Cassandra is a NoSQL distributed database(decentralised) based on peer-peer architecture as it is masterless with high availability, scalability and data distribution across multiple nodes. Cassandra provides a high availability service with no single point of failure.
Architecture of Cassandra
The design of cassandra is done in such a way that it can handle enormous amounts of data across multiple nodes without any single point of failure. Cassandra has a peer-peer distributed system across it’s nodes, and the data is distributed among all the nodes in a cluster.
1) All the nodes in a cluster play the same role. Each node is independent and at the same time interconnected to other nodes.
2) Each node in a cluster can accept read and write requests, regardless of where the data is actually located in the cluster.
3) When a node goes down, read/write requests can be served from other nodes in the network.
In Cassandra, one or more of the nodes in a cluster act as replicas for a given piece of data. If it is detected that some of the nodes responded with an out-of-date value, Cassandra will return the most recent value to the client. After returning the most recent value, Cassandra performs a read repair in the background to update the stale values.
Installation Methods
Let’s start, there are three common methods of installing the cassandra i.e.
1) Docker Image
2) Package installation (RPM)
3) Tarball binary file
For Docker image installation, you need Docker to be installed in your system. If you already have it, then you need to pull the cassandra image from dockerhub.
For Package installation in Debian-based distributions(ubuntu), you can install cassandra using APT. Note that to install cassandra using APT requires root permission and a new Cassandra OS user is created along with its binaries and configuration files.
For Tarball binary file installation, download the tar file and extract it. The tarball file extracts all of its contents and its binaries, configuration in the directory respectively. Here, we are going to install the cassandra using tarball binary file.
Installing the cassandra using binary tarball
1) Verify if java is installed in your system.
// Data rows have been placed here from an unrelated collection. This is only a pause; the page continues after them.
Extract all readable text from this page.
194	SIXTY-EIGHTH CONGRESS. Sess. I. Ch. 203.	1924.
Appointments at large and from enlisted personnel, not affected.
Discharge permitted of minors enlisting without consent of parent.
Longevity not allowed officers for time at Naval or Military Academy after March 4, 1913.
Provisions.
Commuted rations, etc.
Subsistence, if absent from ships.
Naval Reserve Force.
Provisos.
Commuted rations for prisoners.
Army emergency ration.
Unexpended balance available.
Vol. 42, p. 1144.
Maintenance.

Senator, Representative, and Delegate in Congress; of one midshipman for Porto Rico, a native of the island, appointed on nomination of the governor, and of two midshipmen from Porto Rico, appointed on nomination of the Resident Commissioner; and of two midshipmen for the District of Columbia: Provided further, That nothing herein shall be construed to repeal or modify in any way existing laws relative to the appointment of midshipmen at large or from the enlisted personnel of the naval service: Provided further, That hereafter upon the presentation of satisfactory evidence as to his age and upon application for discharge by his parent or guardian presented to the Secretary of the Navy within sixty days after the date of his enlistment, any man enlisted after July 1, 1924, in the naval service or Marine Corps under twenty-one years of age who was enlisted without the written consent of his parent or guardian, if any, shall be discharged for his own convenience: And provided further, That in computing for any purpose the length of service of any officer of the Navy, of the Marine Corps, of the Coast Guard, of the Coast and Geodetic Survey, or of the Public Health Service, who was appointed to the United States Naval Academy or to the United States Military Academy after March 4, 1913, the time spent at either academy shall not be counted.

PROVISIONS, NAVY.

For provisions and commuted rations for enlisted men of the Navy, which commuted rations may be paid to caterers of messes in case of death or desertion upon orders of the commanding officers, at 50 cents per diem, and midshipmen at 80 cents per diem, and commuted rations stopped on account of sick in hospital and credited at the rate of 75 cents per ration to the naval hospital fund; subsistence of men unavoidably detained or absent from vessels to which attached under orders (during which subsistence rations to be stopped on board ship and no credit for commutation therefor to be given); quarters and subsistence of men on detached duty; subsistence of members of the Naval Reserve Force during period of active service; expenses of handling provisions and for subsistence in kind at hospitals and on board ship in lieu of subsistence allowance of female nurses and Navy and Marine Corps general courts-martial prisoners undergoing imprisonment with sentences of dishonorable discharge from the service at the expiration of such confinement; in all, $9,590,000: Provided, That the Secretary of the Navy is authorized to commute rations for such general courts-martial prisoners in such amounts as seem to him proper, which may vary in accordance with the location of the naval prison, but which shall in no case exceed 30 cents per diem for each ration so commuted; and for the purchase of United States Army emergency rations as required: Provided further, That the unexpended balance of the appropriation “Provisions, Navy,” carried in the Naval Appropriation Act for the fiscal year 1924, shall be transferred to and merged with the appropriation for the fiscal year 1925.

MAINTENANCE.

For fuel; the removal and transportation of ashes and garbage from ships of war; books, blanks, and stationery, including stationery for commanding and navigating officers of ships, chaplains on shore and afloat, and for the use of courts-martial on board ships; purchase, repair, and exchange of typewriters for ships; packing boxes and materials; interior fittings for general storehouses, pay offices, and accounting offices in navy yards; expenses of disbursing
Otherwise install java in your system.
2) Download the tarball file of cassandra from this site and extract it.
The directories after extracting the tarball file is shown:
bin/
conf/
data/
doc/
interface/
javadoc/
lib/
logs/
pylib/
tools/
1) The bin directory consists of commands to run cassandra, nodetool, cqlsh and SSTable tools.
2) The conf directory consists of a cassandra.yaml file in which the configuration is available to start a single node cassandra cluster. For multi-node clusters, the configuration must be modified to required criteria.
3) The data directory consists of information on commit logs, hints and SSTables.
4) The logs directory consists of system and debug logs.
Setting Up Cassandra in Cluster
In our cluster, we are using 4 nodes and setting up cassandra in it. But you can set up any number of clusters in your machine. The process of setting up cassandra is given below:
1) Firstly, Install the cassandra using tarball file in your machine(node) as mentioned above.
2) Secondly, in the conf directory there is cassandra.yaml file which holds the configuration file and loads during startup of cassandra. Add ip address of the nodes which you wanna connect in the seeds field found in cassandra.yaml file.
3) Repeat above steps in all the nodes.
4) At last start the cassandra in every node using the command: bin/cassandra -f which is found in the bin directory of the extracted tarball file of cassandra.
Conclusion
You have successfully installed Cassandra in your system.
Large volumes of unstructured data can be an issue for traditional relational databases. This popular NoSQL database solution is going to allow you to capture and store a lot more of increasingly valuable data.